Here are a couple (olde school) ways, so pick your favorite.
set.seed(22)
L <- sample(0:5, 5)
# [1] 5 0 3 1 2
#### factor() lets you map multiple values to the same category
factor(
L,
levels = c(0, 1, 2, 3, 4, 5), # Use `0:5`, this is just for explanation
labels = c(1, 1, 1, 2, 2, 2)
)
# [1] 2 1 2 1 1
# Levels: 1 2
#### ifelse() is fine for splitting values into 2 groups
ifelse(L < 3, 1, 2)
# [1] 2 1 2 1 1
#### Using the cut() function gives you a factor
#### But it's a little overkill for making just 2 groups
cut(L, breaks = c(-Inf, 2, 5), labels = 1:2)
# [1] 2 1 2 1 1
# Levels: 1 2
#### Use lapply() or your preferred dplyr function to replace multiple columns
trial <- data.frame(
L = L,
M = sample(0:5, 5),
N = sample(0:5, 5),
O = sample(0:5, 5),
P = sample(0:5, 5)
)
trial
# L M N O P
# 1 5 3 2 5 1
# 2 0 5 5 3 0
# 3 3 2 3 0 5
# 4 1 0 1 4 4
# 5 2 4 4 1 3
trial[] <- lapply(trial, factor, levels = 0:5, labels = c(1, 1, 1, 2, 2, 2))
trial
# L M N O P
# 1 2 2 1 2 1
# 2 1 2 2 2 1
# 3 2 1 2 1 2
# 4 1 1 1 2 2
# 5 1 2 2 1 2
As a note, a factor vector is an integer vector with fancy labels and no order.

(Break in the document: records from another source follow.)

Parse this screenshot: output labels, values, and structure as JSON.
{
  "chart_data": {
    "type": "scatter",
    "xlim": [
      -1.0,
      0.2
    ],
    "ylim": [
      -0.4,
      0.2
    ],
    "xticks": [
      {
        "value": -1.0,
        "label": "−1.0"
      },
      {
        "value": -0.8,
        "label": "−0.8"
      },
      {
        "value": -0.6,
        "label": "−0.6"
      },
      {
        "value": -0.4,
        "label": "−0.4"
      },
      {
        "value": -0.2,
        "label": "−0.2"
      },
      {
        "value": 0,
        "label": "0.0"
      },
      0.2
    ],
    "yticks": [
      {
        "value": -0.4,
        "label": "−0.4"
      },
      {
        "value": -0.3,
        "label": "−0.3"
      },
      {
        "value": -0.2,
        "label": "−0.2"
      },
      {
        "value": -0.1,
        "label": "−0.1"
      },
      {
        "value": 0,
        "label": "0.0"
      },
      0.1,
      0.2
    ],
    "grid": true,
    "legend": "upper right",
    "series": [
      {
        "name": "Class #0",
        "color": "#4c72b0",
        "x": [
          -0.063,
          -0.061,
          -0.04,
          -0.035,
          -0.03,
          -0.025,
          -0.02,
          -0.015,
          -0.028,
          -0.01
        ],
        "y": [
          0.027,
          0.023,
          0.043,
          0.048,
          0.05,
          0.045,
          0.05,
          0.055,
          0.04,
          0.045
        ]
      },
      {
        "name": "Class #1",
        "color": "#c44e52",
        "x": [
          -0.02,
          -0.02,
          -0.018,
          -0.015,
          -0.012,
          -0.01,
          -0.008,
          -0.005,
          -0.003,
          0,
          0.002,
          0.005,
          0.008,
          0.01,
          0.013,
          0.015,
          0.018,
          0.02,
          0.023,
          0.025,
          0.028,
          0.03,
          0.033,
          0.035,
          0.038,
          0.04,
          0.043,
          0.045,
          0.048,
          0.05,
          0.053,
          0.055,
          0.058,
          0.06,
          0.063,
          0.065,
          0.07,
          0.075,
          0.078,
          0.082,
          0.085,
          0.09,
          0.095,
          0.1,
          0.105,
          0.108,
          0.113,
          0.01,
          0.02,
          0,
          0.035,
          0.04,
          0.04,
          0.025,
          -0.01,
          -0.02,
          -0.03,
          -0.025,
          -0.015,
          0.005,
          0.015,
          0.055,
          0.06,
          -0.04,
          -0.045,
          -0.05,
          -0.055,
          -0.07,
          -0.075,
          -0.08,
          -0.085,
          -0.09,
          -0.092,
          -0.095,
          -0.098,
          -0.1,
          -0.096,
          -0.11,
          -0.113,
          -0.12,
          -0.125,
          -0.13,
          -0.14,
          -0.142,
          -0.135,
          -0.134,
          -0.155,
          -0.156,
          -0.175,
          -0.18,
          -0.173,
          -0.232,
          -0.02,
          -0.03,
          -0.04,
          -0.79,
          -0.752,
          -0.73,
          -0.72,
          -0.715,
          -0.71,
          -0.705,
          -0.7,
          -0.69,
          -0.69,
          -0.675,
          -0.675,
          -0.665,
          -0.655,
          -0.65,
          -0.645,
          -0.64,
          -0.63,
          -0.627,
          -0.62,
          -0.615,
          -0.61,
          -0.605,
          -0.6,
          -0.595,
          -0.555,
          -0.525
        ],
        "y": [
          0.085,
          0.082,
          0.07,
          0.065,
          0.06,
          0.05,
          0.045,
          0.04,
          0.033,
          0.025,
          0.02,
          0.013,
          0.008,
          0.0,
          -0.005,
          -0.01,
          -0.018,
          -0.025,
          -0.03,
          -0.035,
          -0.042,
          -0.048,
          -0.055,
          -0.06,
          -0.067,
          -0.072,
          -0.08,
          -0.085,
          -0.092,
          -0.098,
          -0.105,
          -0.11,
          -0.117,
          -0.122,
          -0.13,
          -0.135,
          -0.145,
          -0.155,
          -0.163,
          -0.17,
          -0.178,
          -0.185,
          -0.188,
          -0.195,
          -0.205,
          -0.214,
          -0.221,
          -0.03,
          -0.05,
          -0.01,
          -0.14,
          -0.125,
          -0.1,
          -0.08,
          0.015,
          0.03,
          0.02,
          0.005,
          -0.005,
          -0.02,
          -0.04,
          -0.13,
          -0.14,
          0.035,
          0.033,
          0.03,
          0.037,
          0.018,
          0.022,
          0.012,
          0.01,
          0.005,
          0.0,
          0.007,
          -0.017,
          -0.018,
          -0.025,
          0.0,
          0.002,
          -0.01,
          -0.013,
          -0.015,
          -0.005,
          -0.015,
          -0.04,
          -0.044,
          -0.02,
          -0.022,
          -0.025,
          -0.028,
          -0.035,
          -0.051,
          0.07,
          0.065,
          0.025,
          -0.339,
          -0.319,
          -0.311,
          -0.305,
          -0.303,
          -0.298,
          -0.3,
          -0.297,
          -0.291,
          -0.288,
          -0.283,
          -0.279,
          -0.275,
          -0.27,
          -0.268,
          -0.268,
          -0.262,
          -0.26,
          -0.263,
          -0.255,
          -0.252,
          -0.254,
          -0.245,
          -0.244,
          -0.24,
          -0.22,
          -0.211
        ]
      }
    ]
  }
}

An ordered vector is a factor vector with order, which means it's a fancy-looking integer. I like using them for all categorical data to:
- Give them nice word labels to improve the code's readability (
status == "healthy" is more intuitive than status == 1).
- Remind myself to never use them in numeric operations (R raised a warning if I try).
Choosing appropriate classes for variables, especially ones that restrict what you can do, can be a very useful thing. If you stick to factors, you're guaranteed to never silently end up with -1 for health status.